Marcus sighed, a heavy, weary sound. He leaned against the doorframe. "The human world is expensive, Elara. And I have debts that a surgeon’s salary could never cover. When a man approached me asking for information on a 'special' woman in my department, I didn't think it would lead to this."
"A man?" I asked. "Was it Silas? Or was it the Northern Coven?"
"He didn't give a name. He just gave me a check and a promise that you would not be harmed," Marcus said, his voice devoid of emotion. "He said you belonged to them. That you were a runaway."
"You sold me to a monster for a check," I said, the gold in my eyes beginning to flare. "You knew Toby was a child. You knew he was dying."
"I didn't think they would actually find you," he whispered. "I thought it was just corporate espionage. I didn't know what you really were until I saw the files you were looking at."

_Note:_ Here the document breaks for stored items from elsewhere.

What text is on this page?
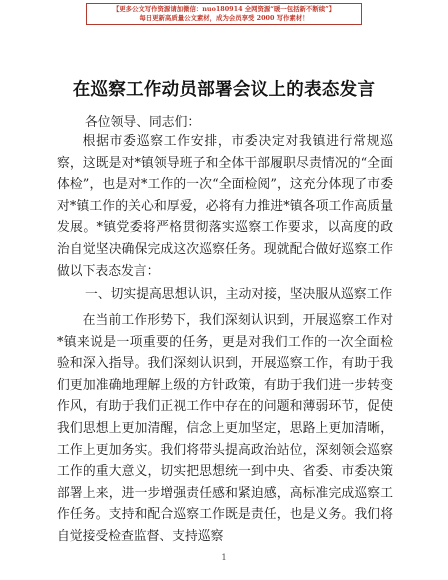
【更多公文写作资源请加微信：nuo180914 全网资源“暖一包括新不断续”】
每日更新高质量公文素材，成为会员享受 2000 写作素材！
在巡察工作动员部署会议上的表态发言
各位领导、同志们：

根据市委巡察工作安排，市委决定对我镇进行常规巡察，这既是对*镇领导班子和全体干部履职尽责情况的“全面体检”，也是对*工作的一次“全面检阅”，这充分体现了市委对*镇工作的关心和厚爱，必将有力推进*镇各项工作高质量发展。*镇党委将严格贯彻落实巡察工作要求，以高度的政治自觉坚决确保完成这次巡察任务。现就配合做好巡察工作做以下表态发言：

一、切实提高思想认识，主动对接，坚决服从巡察工作

在当前工作形势下，我们深刻认识到，开展巡察工作对*镇来说是一项重要的任务，更是对我们工作的一次全面检验和深入指导。我们深刻认识到，开展巡察工作，有助于我们更加准确地理解上级的方针政策，有助于我们进一步转变作风，有助于我们正视工作中存在的问题和薄弱环节，促使我们思想上更加清醒，信念上更加坚定，思路上更加清晰，工作上更加务实。我们将带头提高政治站位，深刻领会巡察工作的重大意义，切实把思想统一到中央、省委、市委决策部署上来，进一步增强责任感和紧迫感，高标准完成巡察工作任务。支持和配合巡察工作既是责任，也是义务。我们将自觉接受检查监督、支持巡察

1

"Elara, I have a lock on your location," Killian’s voice barked in my ear. "Hospital security is moving. Someone called in a silent alarm. Get out of there!"
Marcus looked at the comms device in my ear, then at my eyes. His face went pale. "Your eyes... they are changing."
"You have no idea what I am, Marcus," I said, stepping toward him. I used the speed of the white wolf to pin him against the door before he could blink. "Who did you give the information to? Give me a name."
"I don't have a name!" he choked out. "But I have a number. A contact in the city. A woman. She is at the old cathedral on 5th Street."
"The Coven," I muttered.
The sound of heavy footsteps echoed in the hallway. Security. I didn't have time to process the betrayal. I pulled my medical badge from my pocket and pressed it into Marcus’s hand, hard enough to bruise. "If you ever come near me or my children again, Marcus, the King will be the one coming for you. And he is not as merciful as I am."
I shoved him aside and bolted for the service exit. I burst out into the cool evening air, my lungs burning.
"Killian, I have a lead," I said into the comms as I ran toward the parked car. "The Coven has a base here, in the city. An old cathedral."
"Elara, wait," Killian’s voice was strained. "The palace... the alarms are going off. Someone is in the sub-basement. They didn't come for the throne. They came for the triplets."
The world stopped. The human city, the betrayal, the cathedral: it all vanished.
"I am coming back," I screamed, tearing the scent blockers from my skin. I didn't care who saw me. I shifted mid run, a white blur against the gray pavement of the human world, a mother’s howl echoing through the skyscrapers as I raced toward the border. The hunter was becoming the hunted once again, and the price of failure was everything.